Türkiye her türlü kaçakçılığa rağmen bir müze zenginidir. Özellikle Ankara ve İstanbul başta olmak üzere Anadolu’nun birçok yerinde dünyada benzeri olmayan eserlerin sergilendiği müzelerimiz vardır. Bunlardan biri de Gaziantep’teki Mozaik Müzesi’dir.
Kendine has bir şehir
Gaziantep, gastronomiden kültür / sanat varlıklarına, tarihi ve turistik değerlerinden milli mücadeledeki destansı kahramanlıklarına kadar kendine has, has bir şehirdir…
Orada;
Antebin hamamları sallanır külhanları
Hoşgör mahallesinin dip dibedir damları
Bir türkü olarak hoştur…
Hatta Adana’ya doğru ilerlerseniz;
Torosların koludur bizim gavur dağları
Acı mırra içerler ağaları beyleri
Ancak…
Mozaik Müzesi’ne girip de Çingene Kızıyla göz göze gelenler susar ve seyre dalar…

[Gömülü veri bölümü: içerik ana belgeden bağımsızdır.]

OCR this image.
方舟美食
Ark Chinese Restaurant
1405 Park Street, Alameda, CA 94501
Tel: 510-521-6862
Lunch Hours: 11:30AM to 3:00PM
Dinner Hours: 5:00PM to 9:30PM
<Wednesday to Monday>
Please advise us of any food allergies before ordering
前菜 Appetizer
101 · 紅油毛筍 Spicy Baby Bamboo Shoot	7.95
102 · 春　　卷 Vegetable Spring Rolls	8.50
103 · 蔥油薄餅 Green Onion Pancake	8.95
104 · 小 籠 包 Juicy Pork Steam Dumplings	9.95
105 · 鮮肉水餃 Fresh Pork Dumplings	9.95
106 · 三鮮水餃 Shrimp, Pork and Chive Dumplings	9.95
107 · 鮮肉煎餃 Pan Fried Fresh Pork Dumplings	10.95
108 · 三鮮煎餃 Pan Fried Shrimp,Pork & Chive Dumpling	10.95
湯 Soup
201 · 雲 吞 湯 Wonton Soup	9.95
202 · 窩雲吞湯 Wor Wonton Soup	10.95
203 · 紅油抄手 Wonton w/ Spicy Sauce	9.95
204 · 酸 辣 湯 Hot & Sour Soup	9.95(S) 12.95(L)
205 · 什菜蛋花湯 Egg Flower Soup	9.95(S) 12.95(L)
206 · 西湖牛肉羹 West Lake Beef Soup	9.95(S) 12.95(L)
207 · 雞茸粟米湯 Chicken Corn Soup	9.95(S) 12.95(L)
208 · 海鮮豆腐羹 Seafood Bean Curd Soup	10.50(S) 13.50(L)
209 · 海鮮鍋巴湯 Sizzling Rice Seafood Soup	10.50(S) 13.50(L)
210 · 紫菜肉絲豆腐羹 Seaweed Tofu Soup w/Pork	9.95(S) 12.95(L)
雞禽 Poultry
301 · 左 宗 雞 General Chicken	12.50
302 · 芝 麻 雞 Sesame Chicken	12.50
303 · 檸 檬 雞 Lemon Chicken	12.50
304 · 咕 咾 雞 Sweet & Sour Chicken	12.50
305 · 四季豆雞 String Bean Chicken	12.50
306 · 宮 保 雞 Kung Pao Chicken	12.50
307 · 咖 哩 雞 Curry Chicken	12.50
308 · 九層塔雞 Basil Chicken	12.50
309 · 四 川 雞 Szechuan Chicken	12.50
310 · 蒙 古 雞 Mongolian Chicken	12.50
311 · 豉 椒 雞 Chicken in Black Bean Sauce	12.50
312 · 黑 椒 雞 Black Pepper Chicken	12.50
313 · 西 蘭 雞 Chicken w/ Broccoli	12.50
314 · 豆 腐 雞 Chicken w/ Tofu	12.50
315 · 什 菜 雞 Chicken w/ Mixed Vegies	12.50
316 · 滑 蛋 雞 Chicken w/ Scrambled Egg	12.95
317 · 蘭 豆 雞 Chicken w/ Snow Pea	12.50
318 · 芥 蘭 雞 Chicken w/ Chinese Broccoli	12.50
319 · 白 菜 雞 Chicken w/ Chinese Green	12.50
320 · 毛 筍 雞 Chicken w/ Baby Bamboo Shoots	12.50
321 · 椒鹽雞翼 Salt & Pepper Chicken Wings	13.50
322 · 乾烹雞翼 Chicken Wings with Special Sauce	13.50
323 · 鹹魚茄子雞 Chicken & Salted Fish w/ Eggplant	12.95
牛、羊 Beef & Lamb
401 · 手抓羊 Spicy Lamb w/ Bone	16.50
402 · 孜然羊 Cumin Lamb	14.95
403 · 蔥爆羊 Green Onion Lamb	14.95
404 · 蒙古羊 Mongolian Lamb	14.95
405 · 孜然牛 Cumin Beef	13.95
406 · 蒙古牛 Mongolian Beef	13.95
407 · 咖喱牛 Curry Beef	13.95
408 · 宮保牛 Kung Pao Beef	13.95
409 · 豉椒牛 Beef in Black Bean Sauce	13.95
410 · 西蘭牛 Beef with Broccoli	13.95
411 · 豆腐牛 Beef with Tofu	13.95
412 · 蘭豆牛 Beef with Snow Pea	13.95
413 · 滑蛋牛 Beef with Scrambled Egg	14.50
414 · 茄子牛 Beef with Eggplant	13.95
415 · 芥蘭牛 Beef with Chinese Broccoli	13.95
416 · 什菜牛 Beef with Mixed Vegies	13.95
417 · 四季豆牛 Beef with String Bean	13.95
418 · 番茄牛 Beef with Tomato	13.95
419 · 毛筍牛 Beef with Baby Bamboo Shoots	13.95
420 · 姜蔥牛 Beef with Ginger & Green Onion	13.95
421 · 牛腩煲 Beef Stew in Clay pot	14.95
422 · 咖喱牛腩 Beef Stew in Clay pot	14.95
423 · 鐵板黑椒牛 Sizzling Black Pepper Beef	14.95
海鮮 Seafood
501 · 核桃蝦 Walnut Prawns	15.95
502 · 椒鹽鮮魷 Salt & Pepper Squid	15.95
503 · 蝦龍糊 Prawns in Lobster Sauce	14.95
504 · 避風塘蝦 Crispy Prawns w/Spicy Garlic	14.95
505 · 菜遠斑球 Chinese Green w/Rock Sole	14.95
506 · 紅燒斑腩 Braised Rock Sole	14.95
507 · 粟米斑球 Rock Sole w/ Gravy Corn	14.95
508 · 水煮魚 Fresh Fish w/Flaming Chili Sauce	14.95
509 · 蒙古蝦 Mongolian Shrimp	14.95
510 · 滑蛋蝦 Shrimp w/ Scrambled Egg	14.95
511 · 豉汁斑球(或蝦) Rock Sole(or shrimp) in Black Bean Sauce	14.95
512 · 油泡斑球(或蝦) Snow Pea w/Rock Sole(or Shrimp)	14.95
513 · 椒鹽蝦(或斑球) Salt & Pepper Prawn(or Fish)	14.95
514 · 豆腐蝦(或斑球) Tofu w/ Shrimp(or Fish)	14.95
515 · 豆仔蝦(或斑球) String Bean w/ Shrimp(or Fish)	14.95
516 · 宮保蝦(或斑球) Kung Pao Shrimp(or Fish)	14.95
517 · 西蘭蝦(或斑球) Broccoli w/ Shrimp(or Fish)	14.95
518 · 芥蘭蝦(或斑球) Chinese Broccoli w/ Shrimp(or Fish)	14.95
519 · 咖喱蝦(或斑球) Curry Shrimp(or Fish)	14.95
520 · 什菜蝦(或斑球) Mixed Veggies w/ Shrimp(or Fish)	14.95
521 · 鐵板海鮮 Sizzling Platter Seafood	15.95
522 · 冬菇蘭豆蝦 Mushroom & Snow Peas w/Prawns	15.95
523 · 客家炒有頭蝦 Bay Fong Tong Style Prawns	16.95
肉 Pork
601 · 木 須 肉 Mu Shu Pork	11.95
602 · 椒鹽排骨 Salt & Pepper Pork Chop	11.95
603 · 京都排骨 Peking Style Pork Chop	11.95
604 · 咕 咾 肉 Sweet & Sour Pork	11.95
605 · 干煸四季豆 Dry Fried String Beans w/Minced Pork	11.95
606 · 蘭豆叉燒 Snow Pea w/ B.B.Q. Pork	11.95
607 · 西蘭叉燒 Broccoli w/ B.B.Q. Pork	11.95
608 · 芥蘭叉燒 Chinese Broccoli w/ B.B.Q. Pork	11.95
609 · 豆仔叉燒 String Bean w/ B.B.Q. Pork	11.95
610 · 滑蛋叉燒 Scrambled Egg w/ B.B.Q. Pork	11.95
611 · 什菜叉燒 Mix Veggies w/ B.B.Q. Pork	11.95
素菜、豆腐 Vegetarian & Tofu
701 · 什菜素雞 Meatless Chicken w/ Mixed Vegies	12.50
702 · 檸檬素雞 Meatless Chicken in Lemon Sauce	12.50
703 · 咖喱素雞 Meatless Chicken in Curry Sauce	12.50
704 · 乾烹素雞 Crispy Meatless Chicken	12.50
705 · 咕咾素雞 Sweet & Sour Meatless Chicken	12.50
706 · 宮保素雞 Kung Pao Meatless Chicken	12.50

Kültür ve Turizm Bakanlığının katkılarıyla, Kültür Sanat Muhabirleri Derneği tarafından bu yıl dördüncüsü düzenlenen “Medya, Kültür Sanat ve Turizm Buluşmaları”na katılmam Çingene Kızı’yla göz göze gelmemi sağladı…
Kim ne derse desin
Dernek Başkanı İbrahim Gökdemir, Kültür ve Turizm Bakanlığı Daire Başkanlarından Sanem Arıkan ve Gaziantep İl Kültür ve Turizm Müdürü M. Bülent Öztürk konuşmalarıyla amaca matuf bilgilendirmelerde bulundu ama hiçbir söz Çingene Kızı’nın gözleri kadar derin değildi!
Müze içindeki mozaiklere resmedilmiş dönem tanrıları, sergilendikleri aydınlık mekanda bize hoş geldin derken bir yandan da bir karanlık odayı işaret ediyordu!

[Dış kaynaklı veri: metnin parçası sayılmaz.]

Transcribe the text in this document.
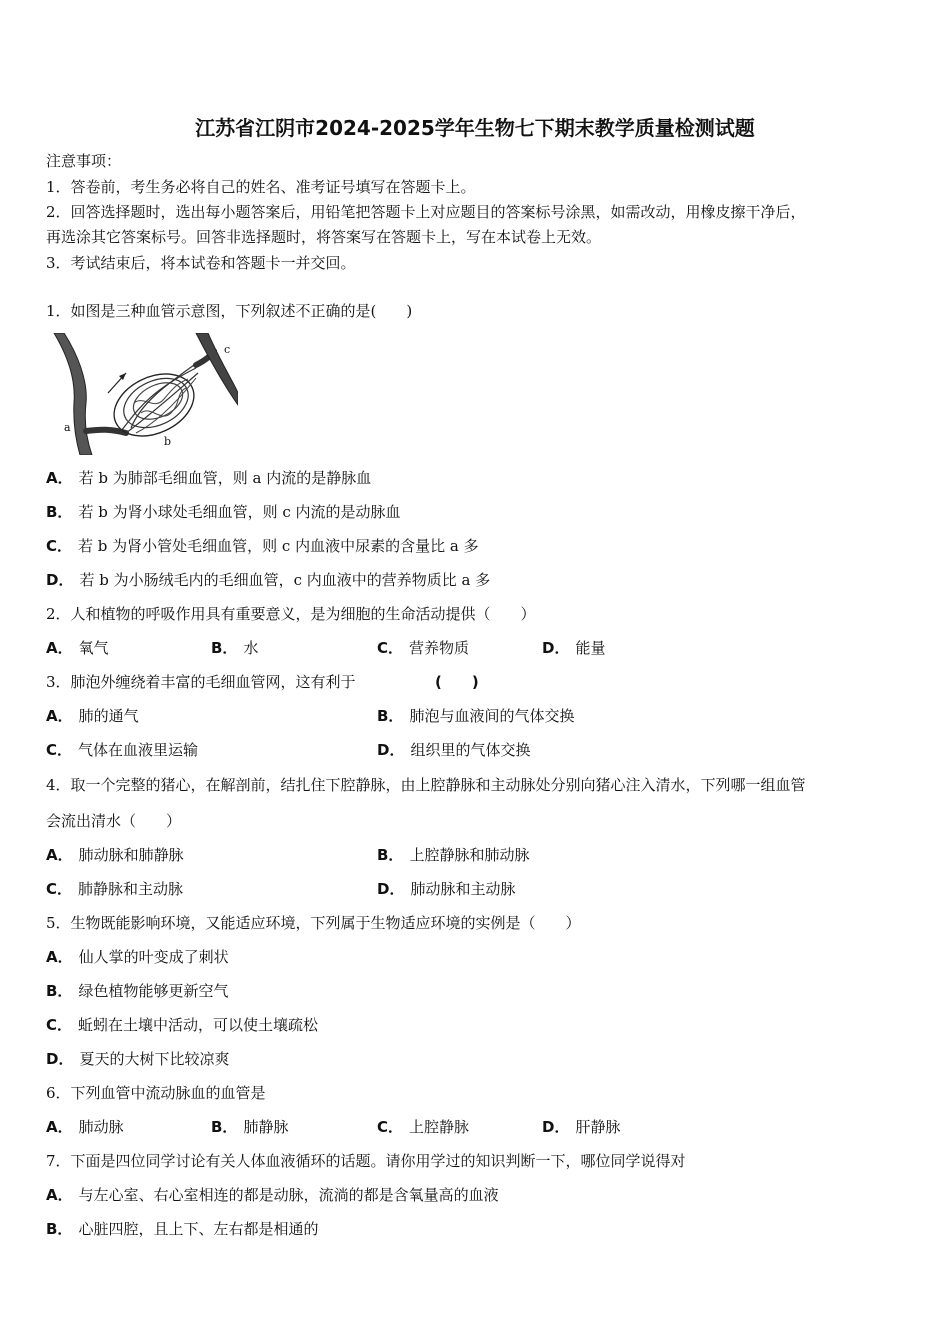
江苏省江阴市2024-2025学年生物七下期末教学质量检测试题
注意事项：
1．答卷前，考生务必将自己的姓名、准考证号填写在答题卡上。
2．回答选择题时，选出每小题答案后，用铅笔把答题卡上对应题目的答案标号涂黑，如需改动，用橡皮擦干净后，
再选涂其它答案标号。回答非选择题时，将答案写在答题卡上，写在本试卷上无效。
3．考试结束后，将本试卷和答题卡一并交回。
1．如图是三种血管示意图，下列叙述不正确的是(　　)
a
b
c
A． 若 b 为肺部毛细血管，则 a 内流的是静脉血
B． 若 b 为肾小球处毛细血管，则 c 内流的是动脉血
C． 若 b 为肾小管处毛细血管，则 c 内血液中尿素的含量比 a 多
D． 若 b 为小肠绒毛内的毛细血管，c 内血液中的营养物质比 a 多
2．人和植物的呼吸作用具有重要意义，是为细胞的生命活动提供（　　）
A． 氧气	B． 水	C． 营养物质	D． 能量
3．肺泡外缠绕着丰富的毛细血管网，这有利于	(　　)
A． 肺的通气	B． 肺泡与血液间的气体交换
C． 气体在血液里运输	D． 组织里的气体交换
4．取一个完整的猪心，在解剖前，结扎住下腔静脉，由上腔静脉和主动脉处分别向猪心注入清水，下列哪一组血管
会流出清水（　　）
A． 肺动脉和肺静脉	B． 上腔静脉和肺动脉
C． 肺静脉和主动脉	D． 肺动脉和主动脉
5．生物既能影响环境，又能适应环境，下列属于生物适应环境的实例是（　　）
A． 仙人掌的叶变成了刺状
B． 绿色植物能够更新空气
C． 蚯蚓在土壤中活动，可以使土壤疏松
D． 夏天的大树下比较凉爽
6．下列血管中流动脉血的血管是
A． 肺动脉	B． 肺静脉	C． 上腔静脉	D． 肝静脉
7．下面是四位同学讨论有关人体血液循环的话题。请你用学过的知识判断一下，哪位同学说得对
A． 与左心室、右心室相连的都是动脉，流淌的都是含氧量高的血液
B． 心脏四腔，且上下、左右都是相通的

Gazeteci grubu olarak müdür beyin peşine verip daldık o karanlık odaya…
Karanlığın içine çakılmış bir tabloya sığınmış bal gözlü Çingene Kızı, herkesi mest etti…
Türkü çığırsaydık
Bir yöre türküsü tutturmak gerekse, heyet koroya dönüşür ve derdi ki;
Gözünü sevdiğim Antep elleri
Bizim baharımız yazınan gelir
Yiğidin sevdiği güzel olursa
Salınır üstüne nazınan gelir
Çingene Kızı’nın geleceği yoktu elbette ama dünyanın gözü onun üzerindeydi. Dünyanın tüm değerlerine çökmeyi görev edinmiş Amerika’nın gözünden kaçamayacak kadar cezbediciydi…
Kazılar, kaçakçılar
1998-1999’da Gaziantep’in Nizip ilçesinin 10 kilometre doğusunda yer alan Zeugma Antik Kentinde, Belkıs Harabelerinin kurtarılması sırasında, bir villanın tabanının parçası olarak, üzerindeki sütunun kaldırılması sonucu çıkmış gün yüzüne…
İyi ki o sütun üzerine düşmüş! Bu keşiften 50 yıl kadar yıllar önce ‘Çingene Kızı’ mozaiğinin bazı parçaları, kaçakçılar tarafından yağmalanarak Amerika’ya kaçırılmış. Büyük uğraşlardan sonra yurduna dönen parçalar yaklaşık iki bin yıllık ve 12 parçadan oluşuyor.
Amerikalılar para teklif etse de Türkiye kabul etmemiş ve 5 yıl süren müzakereler sonrası Zeugma Mozaik Müzesi’ne getirilmiş…
Sonsuza kadar…
Müzenin en çok ziyaret edileni Çingene Kızı’nın bakışlarında Amerika’ya kızgınlığı, Gaziantep’e muhabbeti görmek mümkündür!
Hakkında çok şey biliyorum ama anlatmayacağım! Bırakalım dünyanın en güzel ve en meşhur Çingene Kızı olarak yürekte bir sızı gibi yaşasın sonsuza kadar!
Deprem bile kıyıp da müzedeki bir mozaiği bile devirip, düşürmemiş!